I don’t recall if this was the very first comic book shop I ever patronized, but it was the first one I remember looking forward to visiting. It was located at 10627-101st Street in Edmonton, Alberta, Canada, just south of the big Brick furniture store, which remains a prominent local retailer.
The first time I visited Starbase 12, probably in summer of 1985, my dad was with me, and he thought it was the craziest thing he’d ever seen. Even the idea of a comic book shop was still a novelty back then.
I used to take the bus from school downtown to the shop, pick up some new and back issues, and then head to my dad’s office, on the 16th floor of what was once the CIBC building and is now known as Bell Tower, at 10104-103 Ave., and hitch a ride home.
The shop had a bi-level back issue rack in the middle, by which I mean there was a top level of comics and a lower level. They were all filed alphabetically by title, as is the norm. Back-issue comics were bagged but not boarded, and the shop would put the comics in the bags with the flap on the back side of the comic. The price tag was put along the top of the front side of the comic, and the flap taped over the price tag. I assume that was to prevent people changing the prices.
The back issues were the big draw. For someone just starting out, they had plenty of copies of recent issues of most books, going back a year or two. For some reason, I remember the rack as being orange in color. Prices were usually a dollar, or $1.25, for recent back issues, which wasn’t bad considering the cover price on Marvel and DC comics at the time was 95 cents in Canada and 75 cents in the U.S. On the plus side, there was no sales tax in Alberta, so you didn’t have to allow for that calculation when trying to maximize the $10 bill in your pocket.
New comics were on racks around the perimeter on about three sides in all. These were multi-level racks, so there were, I think, three rows of comics on the top level, and the same on the lower level.
The fourth side had a small glass display case for more expensive comics, and a rack for larger items like the old Marvel Graphic Novel books.
I have strong memories of buying a number of comics there: Marvel Star Wars comics, early issues of Power Pack and Cloak and Dagger, as well as my first X-Men comics, which were issues #203, #204 and Annual #9. I also remember going in there the day Classic X-Men #1 came out in the spring of 1986, and also coming home that day with an Alpha Flight Annual #1 and X-Men #209. I also remember buying Marvel Age #36, with the David Mazzuchelli cover, and Power Pack #20 there around Christmas 1985.
In 1986, the shop was celebrating Marvel’s 25th anniversary by having a drawing for a copy of Fantastic Four #1. I remember seeing that book in the display case, blown away that it was selling for a whopping $100! I don’t remember what condition it was in.

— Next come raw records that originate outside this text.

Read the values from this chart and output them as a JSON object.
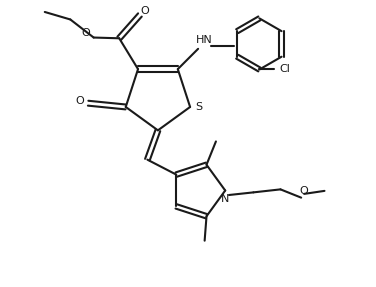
{
  "bg_color": "#ffffff",
  "line_color": "#1a1a1a",
  "line_width": 1.5,
  "figsize": [
    3.76,
    2.87
  ],
  "dpi": 100,
  "xlim": [
    0,
    10
  ],
  "ylim": [
    0,
    7.6
  ]
}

I entered, but did not win.
The last time I visited the shop, sometime in 1986, they had put a rack of discount back issues in the front lobby. (You came in the building’s front door into this small lobby, and opened the door on the right for Starbase 12 and the door on the left for whatever business was in that part of the building.)
I don’t know how long the store lasted, though I recall noting on a subsequent visit in 1988 or 1989 that it was no longer there.
But perhaps because it was the first really well-stocked comic shop I frequented, it set the bar for the many shops I would frequent in the future.